Lo que sucede es que los que privilegian presentarse unidos en una ocasión, en realidad generan la costumbre y la necesidad de permanecer unidos. Si ahora se tiene candidatos a alcalde definidos en común, ¿por qué no hacer un proceso en el que se llegue a un candidato presidencial común? Es este tipo de razonamiento el que evita que se alcancen acuerdos y consensos más amplios. De manera que es una competencia política distante la que determina lo que sucede con una competencia próxima.
En otras palabras, bien puede suceder que alguien sea de oposición y, sin embargo, no tenga como un interés prioritario el derrotar a la derecha.Antes tiene la intención de mantener un espacio propio al costo que sea para luego, en algún momento futuro (que no tiene por qué ser en 2013) llegar a competir por la presidencia.
Cada partido ha de decidir cuánto de interés propio y cuanto de necesidad de converger con otros ha de establecer como componentes de su actuación pública. Puro egoísmo partidario terminará por ser contraproducente, puesto que la opinión pública no premia a la vanidad de grupo limitado como guía última de la acción política.
Tampoco la pura confluencia con otros resulta una alternativa aceptable, porque el que se disuelve en el conjunto termina por perder todas las características que le son propias.Con ello pierde las diferencias que le dan identidad y con ello la razón de existir.
Lo que no se puede olvidar en ningún momento es que jamás se hace política en el vacío.Lo que hacemos o dejemos de hacer repercute en el comportamiento de los otros, sean aliados o adversarios.
Es imposible que a la derecha le sea indiferente la aparición de actores que no les compiten, que dividen a sus principales antagonistas y que – ¡feliz coincidencia! – justo le restan a los adversarios el margen de apoyo que les permite ganar en un escenario de competencias estrechas.
El que crea que la derecha dejará sin apoyo a estas candidaturas pequeñas, pero que le son tan gratas, tan útiles y tan necesarias, es que vive en otro planeta. A la Alianza le faltan votos, pero le sobran recursos, y cada cual en política recurre a lo que tiene.
Por eso creo que se puede afirmar que, dentro de poco, nos encontraremos con la poca sorprendente novedad de que aparecerán pequeños candidatos, poco conocidos previamente, pero con una gran capacidad de despliegue de propaganda, que apuntarán al electorado que no puede captar la derecha, pero que no están contentos con nadie.
Por lo anterior, todos los que tienen alguna noción de nuestra historia política saben que ha llegado la hora de los “catapilcos”.
Este término surgió hace muchos años cuando Salvador Allende pudo ganar la elección presidencial de 1958, pero una pequeña candidatura, la de Antonio Zambrano, ex cura de Catapilco, le restó justo los votos que le hubieran permitido derrotar a la derecha. De ahí el concepto, tan repetido en estos días.
Desde luego, el expediente de “dividir para reinar” tiene un origen que se pierde en la noche de los tiempos. Pero no deja de ser utilizado en versiones siempre renovadas.

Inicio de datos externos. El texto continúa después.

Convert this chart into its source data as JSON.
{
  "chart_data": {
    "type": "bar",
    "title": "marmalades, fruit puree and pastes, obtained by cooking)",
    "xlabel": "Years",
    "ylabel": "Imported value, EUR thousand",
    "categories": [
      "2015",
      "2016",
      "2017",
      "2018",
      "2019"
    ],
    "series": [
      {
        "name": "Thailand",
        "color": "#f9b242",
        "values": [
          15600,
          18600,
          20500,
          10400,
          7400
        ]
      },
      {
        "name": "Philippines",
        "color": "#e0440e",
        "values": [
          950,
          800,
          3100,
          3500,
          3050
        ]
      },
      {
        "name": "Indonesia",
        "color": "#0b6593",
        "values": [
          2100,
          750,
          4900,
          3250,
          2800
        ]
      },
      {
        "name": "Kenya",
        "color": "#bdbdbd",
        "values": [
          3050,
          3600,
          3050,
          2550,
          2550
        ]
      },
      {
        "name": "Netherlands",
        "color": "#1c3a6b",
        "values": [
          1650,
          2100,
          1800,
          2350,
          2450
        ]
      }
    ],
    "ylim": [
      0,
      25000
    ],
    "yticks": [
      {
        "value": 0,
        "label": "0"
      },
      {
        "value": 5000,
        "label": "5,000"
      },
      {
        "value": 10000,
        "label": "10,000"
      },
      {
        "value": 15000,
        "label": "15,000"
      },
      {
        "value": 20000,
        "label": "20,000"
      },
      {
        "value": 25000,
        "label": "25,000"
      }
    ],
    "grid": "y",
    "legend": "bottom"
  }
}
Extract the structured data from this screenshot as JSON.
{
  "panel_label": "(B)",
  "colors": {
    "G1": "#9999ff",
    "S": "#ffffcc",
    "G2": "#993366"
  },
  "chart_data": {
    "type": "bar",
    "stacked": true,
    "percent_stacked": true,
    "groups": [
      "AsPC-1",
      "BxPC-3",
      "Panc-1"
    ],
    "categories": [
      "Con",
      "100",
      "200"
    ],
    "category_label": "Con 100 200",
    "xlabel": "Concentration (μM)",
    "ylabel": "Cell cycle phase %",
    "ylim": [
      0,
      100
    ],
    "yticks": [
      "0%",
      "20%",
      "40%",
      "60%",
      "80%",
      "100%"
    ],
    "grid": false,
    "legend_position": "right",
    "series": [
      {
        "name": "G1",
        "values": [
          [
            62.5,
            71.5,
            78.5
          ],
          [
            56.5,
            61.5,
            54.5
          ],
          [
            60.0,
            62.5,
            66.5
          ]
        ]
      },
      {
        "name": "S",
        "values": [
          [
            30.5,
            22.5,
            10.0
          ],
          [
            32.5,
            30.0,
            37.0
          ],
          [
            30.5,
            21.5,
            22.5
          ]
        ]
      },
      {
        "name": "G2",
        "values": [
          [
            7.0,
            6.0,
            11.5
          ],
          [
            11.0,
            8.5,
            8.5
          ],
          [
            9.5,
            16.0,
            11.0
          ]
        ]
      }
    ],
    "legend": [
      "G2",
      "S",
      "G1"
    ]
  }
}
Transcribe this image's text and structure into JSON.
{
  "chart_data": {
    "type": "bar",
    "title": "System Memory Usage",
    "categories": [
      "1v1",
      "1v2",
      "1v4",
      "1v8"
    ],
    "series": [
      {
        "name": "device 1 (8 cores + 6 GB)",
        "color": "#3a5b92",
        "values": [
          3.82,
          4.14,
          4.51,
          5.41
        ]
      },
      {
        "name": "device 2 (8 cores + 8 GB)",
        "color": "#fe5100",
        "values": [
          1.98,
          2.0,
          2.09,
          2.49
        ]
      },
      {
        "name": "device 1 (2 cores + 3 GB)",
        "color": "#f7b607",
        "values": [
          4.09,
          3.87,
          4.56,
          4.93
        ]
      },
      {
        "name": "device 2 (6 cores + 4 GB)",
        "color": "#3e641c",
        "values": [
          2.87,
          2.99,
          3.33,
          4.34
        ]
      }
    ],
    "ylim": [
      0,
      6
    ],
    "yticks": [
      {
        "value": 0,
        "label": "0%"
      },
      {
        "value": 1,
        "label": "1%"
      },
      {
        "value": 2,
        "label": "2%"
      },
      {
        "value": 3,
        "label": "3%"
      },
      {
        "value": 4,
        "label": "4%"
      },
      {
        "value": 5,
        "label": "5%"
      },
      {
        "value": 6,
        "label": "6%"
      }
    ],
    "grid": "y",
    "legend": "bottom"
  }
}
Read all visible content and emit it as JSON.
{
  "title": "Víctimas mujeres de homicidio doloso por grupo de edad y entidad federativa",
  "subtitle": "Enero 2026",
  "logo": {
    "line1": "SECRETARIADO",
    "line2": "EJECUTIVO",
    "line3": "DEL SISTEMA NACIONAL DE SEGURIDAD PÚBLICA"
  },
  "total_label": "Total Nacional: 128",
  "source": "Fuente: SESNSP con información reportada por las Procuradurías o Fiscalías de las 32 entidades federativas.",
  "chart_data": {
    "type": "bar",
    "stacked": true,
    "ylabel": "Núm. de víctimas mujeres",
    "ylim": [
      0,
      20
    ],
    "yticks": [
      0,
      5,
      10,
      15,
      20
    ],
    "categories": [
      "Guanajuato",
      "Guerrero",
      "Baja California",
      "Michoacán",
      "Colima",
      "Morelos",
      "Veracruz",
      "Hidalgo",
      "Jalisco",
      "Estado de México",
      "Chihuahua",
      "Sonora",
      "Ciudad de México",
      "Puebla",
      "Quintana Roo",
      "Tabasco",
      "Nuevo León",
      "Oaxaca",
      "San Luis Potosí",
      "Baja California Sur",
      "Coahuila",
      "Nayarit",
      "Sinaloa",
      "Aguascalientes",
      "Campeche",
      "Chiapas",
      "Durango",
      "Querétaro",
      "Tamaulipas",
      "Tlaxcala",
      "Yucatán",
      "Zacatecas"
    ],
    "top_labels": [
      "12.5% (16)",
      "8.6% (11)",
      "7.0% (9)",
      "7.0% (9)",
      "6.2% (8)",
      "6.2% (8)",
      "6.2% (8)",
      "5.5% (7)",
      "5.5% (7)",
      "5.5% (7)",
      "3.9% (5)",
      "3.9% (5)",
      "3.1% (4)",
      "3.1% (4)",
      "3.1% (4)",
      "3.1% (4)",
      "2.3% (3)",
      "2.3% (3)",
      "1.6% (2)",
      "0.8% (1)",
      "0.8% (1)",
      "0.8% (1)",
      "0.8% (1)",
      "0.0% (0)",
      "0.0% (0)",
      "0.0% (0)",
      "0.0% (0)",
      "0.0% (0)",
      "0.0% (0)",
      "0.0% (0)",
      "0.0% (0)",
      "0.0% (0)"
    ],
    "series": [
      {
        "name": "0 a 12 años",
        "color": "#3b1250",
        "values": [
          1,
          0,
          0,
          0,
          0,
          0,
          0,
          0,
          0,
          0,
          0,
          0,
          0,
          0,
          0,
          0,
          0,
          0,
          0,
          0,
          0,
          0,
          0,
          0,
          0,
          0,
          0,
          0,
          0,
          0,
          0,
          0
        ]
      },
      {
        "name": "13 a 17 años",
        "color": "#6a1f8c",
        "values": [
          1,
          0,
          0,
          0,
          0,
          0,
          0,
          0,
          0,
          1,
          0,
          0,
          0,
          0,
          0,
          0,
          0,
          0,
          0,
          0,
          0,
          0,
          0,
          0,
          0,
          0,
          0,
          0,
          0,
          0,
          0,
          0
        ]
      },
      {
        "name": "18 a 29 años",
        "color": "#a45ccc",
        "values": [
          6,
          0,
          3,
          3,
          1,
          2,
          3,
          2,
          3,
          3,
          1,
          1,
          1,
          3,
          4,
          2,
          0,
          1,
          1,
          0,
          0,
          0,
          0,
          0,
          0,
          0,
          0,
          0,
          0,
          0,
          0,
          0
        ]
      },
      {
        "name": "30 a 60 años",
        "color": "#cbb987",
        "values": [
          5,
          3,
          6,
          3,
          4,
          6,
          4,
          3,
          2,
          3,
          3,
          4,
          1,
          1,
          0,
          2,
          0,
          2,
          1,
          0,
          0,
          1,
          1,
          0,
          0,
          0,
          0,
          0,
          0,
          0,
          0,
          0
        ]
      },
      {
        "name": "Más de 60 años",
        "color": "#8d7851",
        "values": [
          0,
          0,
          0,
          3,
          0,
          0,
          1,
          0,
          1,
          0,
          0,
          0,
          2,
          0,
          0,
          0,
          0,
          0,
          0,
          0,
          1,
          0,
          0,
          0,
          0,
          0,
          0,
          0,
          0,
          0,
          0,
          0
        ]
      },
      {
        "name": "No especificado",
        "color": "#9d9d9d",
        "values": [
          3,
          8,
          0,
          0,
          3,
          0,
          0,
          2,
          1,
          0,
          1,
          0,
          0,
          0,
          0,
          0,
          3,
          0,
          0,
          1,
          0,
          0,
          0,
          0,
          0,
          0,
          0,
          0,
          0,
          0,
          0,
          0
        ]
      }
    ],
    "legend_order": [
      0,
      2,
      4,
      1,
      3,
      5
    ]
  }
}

Sin embargo, el uso de este recurso tiene una limitación: no puede ser utilizado en más de una ocasión sin quedar en evidencia. En nuestro caso, el que haga de Catapilco en las elecciones municipales quedará al descubierto en la ocasión siguiente, y esto puede significarle el recibir un castigo en la definición presidencial. No hay mal que por bien no venga.
Los catapilcos suelen ser olvidados, pero no suelen quedar endeudados. De eso se encargan otros. De lo que nadie parece hacerse cargo es del costo que paga la democracia por la existencia de candidaturas, que distorsionan la competencia entre las opciones reales.
No queda más que apelar a la ciudadanía, creando conciencia sobre los alcances de las alternativas efectivas y el valor del voto. Tal vez los Catapilco no tengan la última palabra.